Hi Currently I have created a table schema in AWS Athena as follow
CREATE EXTERNAL TABLE IF NOT EXISTS axlargetable.AEGIntJnlActivityLogStaging (
`clientcomputername` string,
`intjnltblrecid` bigint,
`processingstate` string,
`sessionid` int,
`sessionlogindatetime` string,
`sessionlogindatetimetzid` bigint,
`recidoriginal` bigint,
`modifieddatetime` string,
`modifiedby` string,
`createddatetime` string,
`createdby` string,
`dataareaid` string,
`recversion` int,
`partition` bigint,
`recid` bigint
)
ROW FORMAT SERDE 'org.apache.hadoop.hive.serde2.OpenCSVSerde'
WITH SERDEPROPERTIES (
'separatorChar' = ',',
'quoteChar' = '\"',
'escapeChar' = '\\'
)
LOCATION 's3://ax-large-table/AEGIntJnlActivityLogStaging/'
TBLPROPERTIES ('has_encrypted_data'='false');
But one of the filed (processingstate) value contain comma as "Europe, Middle East, & Africa" which displace columns order.
So what would be the best way to read this file.
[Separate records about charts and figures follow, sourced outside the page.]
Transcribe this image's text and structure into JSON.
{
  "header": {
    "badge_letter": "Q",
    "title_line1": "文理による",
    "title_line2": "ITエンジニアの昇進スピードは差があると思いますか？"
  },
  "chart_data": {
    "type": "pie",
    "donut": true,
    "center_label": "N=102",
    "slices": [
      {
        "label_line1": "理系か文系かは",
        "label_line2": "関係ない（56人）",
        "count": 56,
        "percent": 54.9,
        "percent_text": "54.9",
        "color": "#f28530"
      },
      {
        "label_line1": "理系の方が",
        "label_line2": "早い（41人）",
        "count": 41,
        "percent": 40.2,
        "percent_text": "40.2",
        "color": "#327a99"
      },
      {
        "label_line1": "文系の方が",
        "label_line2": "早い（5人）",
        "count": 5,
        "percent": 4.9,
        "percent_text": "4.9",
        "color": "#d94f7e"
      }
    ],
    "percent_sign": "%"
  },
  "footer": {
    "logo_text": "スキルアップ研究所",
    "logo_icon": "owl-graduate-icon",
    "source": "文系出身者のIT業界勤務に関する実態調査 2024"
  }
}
Thanks
As workaround - look at aws glue project.
Instead of creating table via
CREATE EXTERNAL TABLE:Merge the following
StorageDescriptorpart:{ "StorageDescriptor": { "SerdeInfo": { "SerializationLibrary": "org.apache.hadoop.hive.serde2.OpenCSVSerde" ... } ... }
perform create via aws cli. You will get this table in aws glue and athena be able to select correct columns.
Notes
OpenCSVSerde- they may be fixed this issue and you can simple recreate this table.